ABSTRACT Multidrug efflux is one of the major mechanisms of antibiotic resistance identified in clinical isolates of the human pathogen Acinetobacter baumannii . The multiple antibiotic resistance in this species is often enabled by the overproduction of the tripartite efflux pump AdeABC. In this pump, AdeB is the inner membrane transporter from the resistance-nodulation-division (RND) superfamily of proteins, which is responsible for the recognition and efflux of multiple structurally unrelated compounds. Like other RND transporters, AdeB is a trimeric protein with ligand-binding sites located in the large periplasmic domains. Previous structural studies, however, highlighted the uniqueness of AdeB interactions with ligands. Up to three ligand molecules were bound to one protomer of AdeB, mapping its substrate translocation path. In this study, we introduced single and double substitutions in the identified ligand-binding sites of AdeB. Our results show that the mechanism of substrate translocation by AdeB is different from that of other characterized RND transporters and that the functional interactions between the sites are nonadditive.
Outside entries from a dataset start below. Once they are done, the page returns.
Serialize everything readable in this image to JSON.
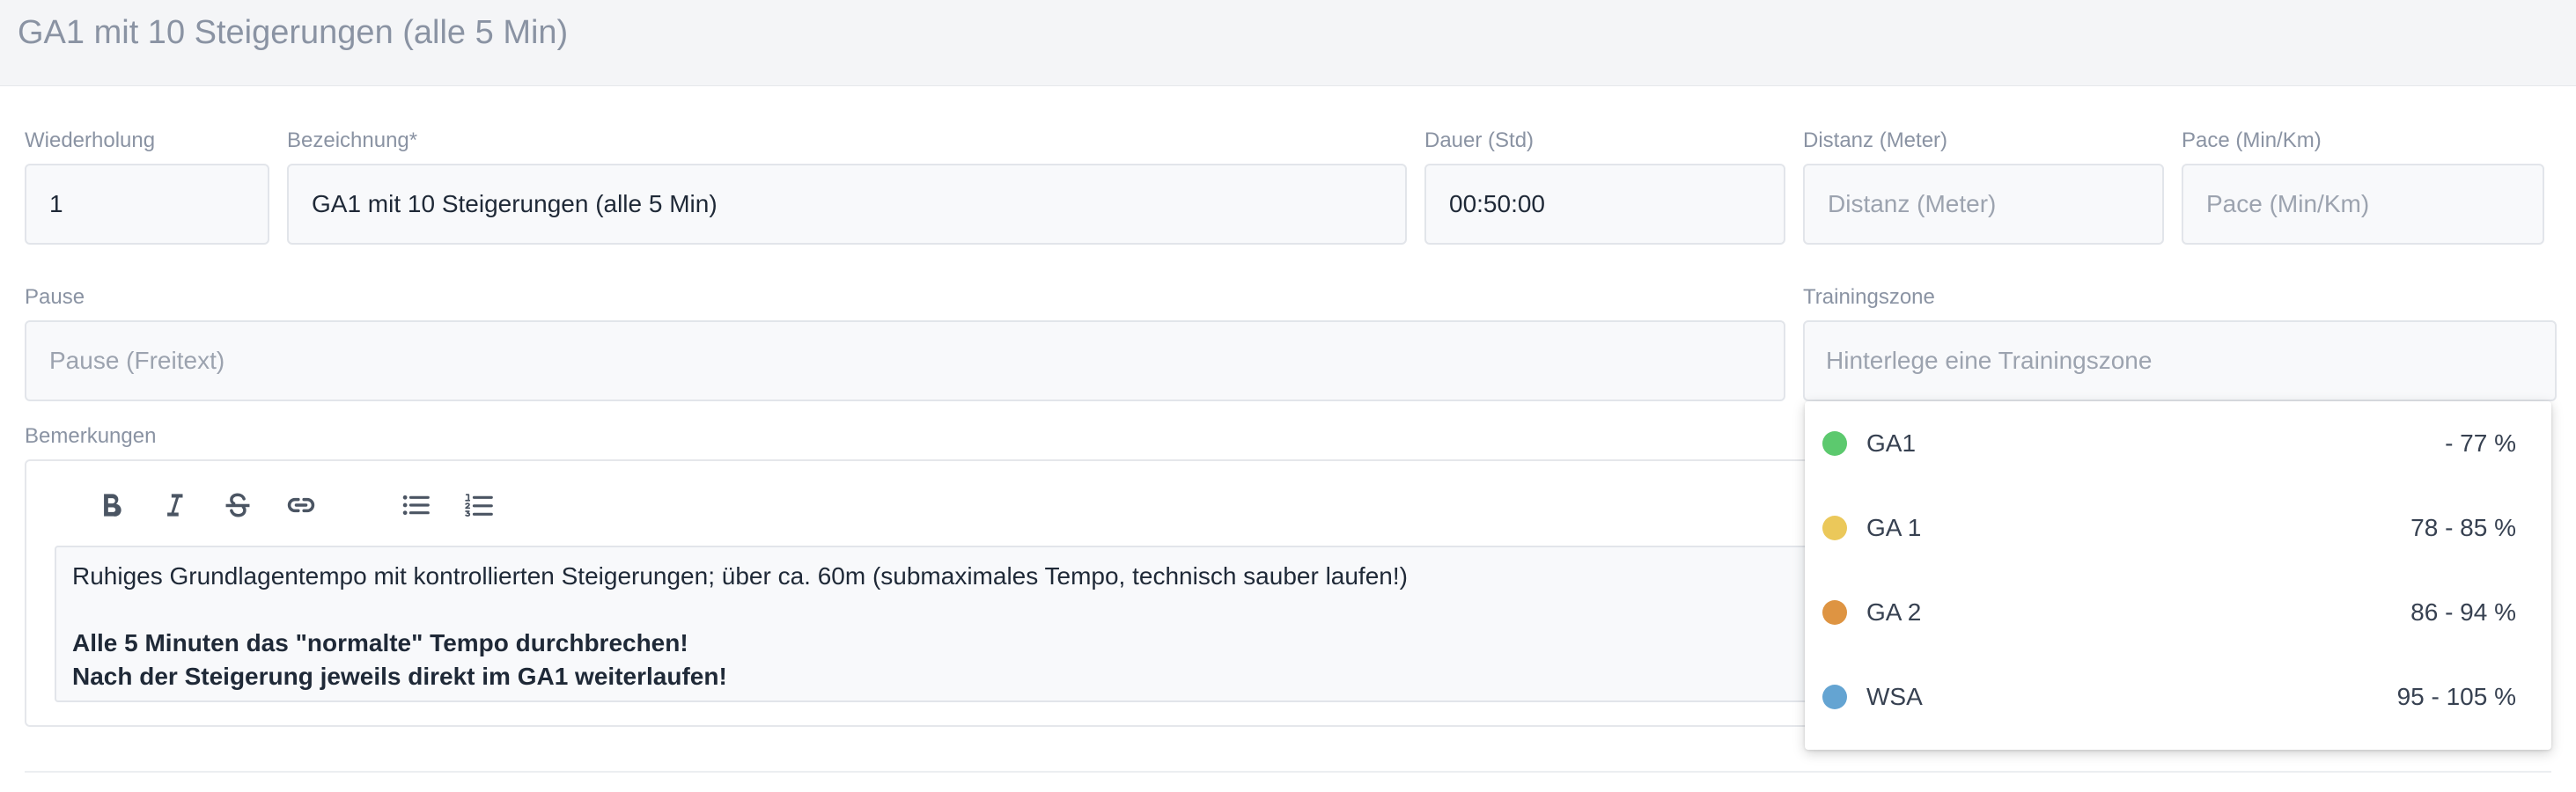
{
  "header": {
    "title": "GA1 mit 10 Steigerungen (alle 5 Min)"
  },
  "form": {
    "wiederholung": {
      "label": "Wiederholung",
      "value": "1",
      "placeholder": ""
    },
    "bezeichnung": {
      "label": "Bezeichnung*",
      "value": "GA1 mit 10 Steigerungen (alle 5 Min)",
      "placeholder": ""
    },
    "dauer": {
      "label": "Dauer (Std)",
      "value": "00:50:00",
      "placeholder": ""
    },
    "distanz": {
      "label": "Distanz (Meter)",
      "value": "",
      "placeholder": "Distanz (Meter)"
    },
    "pace": {
      "label": "Pace (Min/Km)",
      "value": "",
      "placeholder": "Pace (Min/Km)"
    },
    "pause": {
      "label": "Pause",
      "value": "",
      "placeholder": "Pause (Freitext)"
    },
    "trainingszone": {
      "label": "Trainingszone",
      "placeholder": "Hinterlege eine Trainingszone"
    },
    "bemerkungen": {
      "label": "Bemerkungen",
      "line1": "Ruhiges Grundlagentempo mit kontrollierten Steigerungen; über ca. 60m (submaximales Tempo, technisch sauber laufen!)",
      "line2": "Alle 5 Minuten das \"normalte\" Tempo durchbrechen!",
      "line3": "Nach der Steigerung jeweils direkt im GA1 weiterlaufen!"
    }
  },
  "toolbar": {
    "icons": [
      "bold-icon",
      "italic-icon",
      "strikethrough-icon",
      "link-icon",
      "bullet-list-icon",
      "numbered-list-icon"
    ]
  },
  "zones": [
    {
      "name": "GA1",
      "range": "- 77 %",
      "color": "#5cc96e"
    },
    {
      "name": "GA 1",
      "range": "78 - 85 %",
      "color": "#ebc85a"
    },
    {
      "name": "GA 2",
      "range": "86 - 94 %",
      "color": "#de9442"
    },
    {
      "name": "WSA",
      "range": "95 - 105 %",
      "color": "#64a4d2"
    }
  ]
}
We identified AdeB mutants with both the loss and the gain of antibiotic susceptibility phenotypes, as well as AdeB mutations making A. baumannii cells overproducing such pump variants even more susceptible to multiple antibiotics than efflux-deficient cells. IMPORTANCE Multidrug efflux pumps of the resistance-nodulation-division superfamily of proteins are important contributors to various aspects of bacterial physiology and antibiotic resistance. Studies of the best-characterized model transporter AcrB from Escherichia coli suggested that these transporters operate by a functional rotation mechanism in which various substrates bind to at least two different binding sites. This study suggests that the mechanism of AdeB is distinct and that the binding sites in this transporter are functionally linked.